14. American Airlines saved $40,000 in 1987 by eliminating 1 olive from each salad served in first-class. 15. Venus is the only planet that rotates clockwise.
16. The first CD pressed in the US was Bruce Springsteen's "Born in the USA."
17. Apples, not caffeine, are more efficient at waking you up in the morning.
18. The 57 on the Heinz ketchup bottle represents the number of varieties of pickles the company once had.
19. The plastic things on the end of shoelaces are called aglets.
20. Most dust particles in your house are made from dead skin.
21. The first owner of the Marlboro company died of lung cancer.
22. Barbie's full name is Barbara Millicent Roberts.
23. Betsy Ross is the only real person to ever have been the head on a Pez dispenser.
14. Michael Jordan makes more money from Nike annually than all of the Nike factory workers in Malaysia combined.

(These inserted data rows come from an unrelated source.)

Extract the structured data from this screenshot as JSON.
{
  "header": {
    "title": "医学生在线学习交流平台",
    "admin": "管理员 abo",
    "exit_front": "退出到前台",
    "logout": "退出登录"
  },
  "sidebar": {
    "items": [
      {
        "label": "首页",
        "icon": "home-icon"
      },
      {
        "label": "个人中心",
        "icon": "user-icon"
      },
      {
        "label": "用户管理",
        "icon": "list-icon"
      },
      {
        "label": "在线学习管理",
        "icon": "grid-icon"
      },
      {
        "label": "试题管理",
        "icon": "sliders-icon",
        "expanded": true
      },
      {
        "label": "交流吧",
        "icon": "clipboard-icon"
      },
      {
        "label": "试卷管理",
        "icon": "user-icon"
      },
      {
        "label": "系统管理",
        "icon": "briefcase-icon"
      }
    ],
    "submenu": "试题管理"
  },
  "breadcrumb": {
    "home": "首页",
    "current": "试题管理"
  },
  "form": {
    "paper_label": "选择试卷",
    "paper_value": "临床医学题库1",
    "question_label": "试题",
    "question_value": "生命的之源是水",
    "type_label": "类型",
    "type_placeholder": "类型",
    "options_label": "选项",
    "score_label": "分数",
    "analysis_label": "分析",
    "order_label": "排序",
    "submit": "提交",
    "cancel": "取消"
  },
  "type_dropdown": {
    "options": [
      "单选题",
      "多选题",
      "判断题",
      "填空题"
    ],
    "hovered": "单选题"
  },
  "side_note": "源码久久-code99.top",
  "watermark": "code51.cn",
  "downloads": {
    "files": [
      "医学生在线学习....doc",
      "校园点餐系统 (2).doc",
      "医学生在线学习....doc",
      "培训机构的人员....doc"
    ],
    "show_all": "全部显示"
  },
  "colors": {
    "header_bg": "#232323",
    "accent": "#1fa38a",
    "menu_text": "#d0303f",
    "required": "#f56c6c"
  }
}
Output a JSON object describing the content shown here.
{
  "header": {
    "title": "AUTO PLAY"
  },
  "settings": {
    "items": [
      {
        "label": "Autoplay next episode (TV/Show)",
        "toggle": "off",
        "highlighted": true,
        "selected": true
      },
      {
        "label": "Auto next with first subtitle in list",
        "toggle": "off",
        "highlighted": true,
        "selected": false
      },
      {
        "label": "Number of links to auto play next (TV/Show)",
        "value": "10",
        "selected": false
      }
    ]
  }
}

25. Adolf Hitler's mother seriously considered having an abortion but was talked out of it by her doctor.
26. Marilyn Monroe had six toes.
27. All US Presidents have worn glasses. Some just didn't like being seen wearing them in public.
28. Walt Disney was afraid of mice.
29. The sound of E.T. walking was made by someone squishing her hands in jelly.
30. It is impossible to lick your elbow.
31. A crocodile can't stick its tongue out.
32. A shrimp's heart is in its head.
33. In a study of 200,000 ostriches over a period of 80 years, no one reported a single case where an ostrich buried its head in the sand.
34. It is physically impossible for pigs to look up into the sky.
35. A pregnant goldfish is called a twit.
36. More than 50% of the people in the world have never made or received a telephone call.
37. Horses can't vomit.
38. Rats multiply so quickly that in 18 months, two rats could have over a million descendants.
39. Wearing headphones for just an hour will increase the bacteria in your ear by 700 times.
40. If the government has no knowledge of aliens, then why does Title 14, Section 1211 of the Code of Federal Regulations, implemented on July 16, 1969, make it illegal for U.S. citizens to have any contactwith extraterrestrials or their vehicles?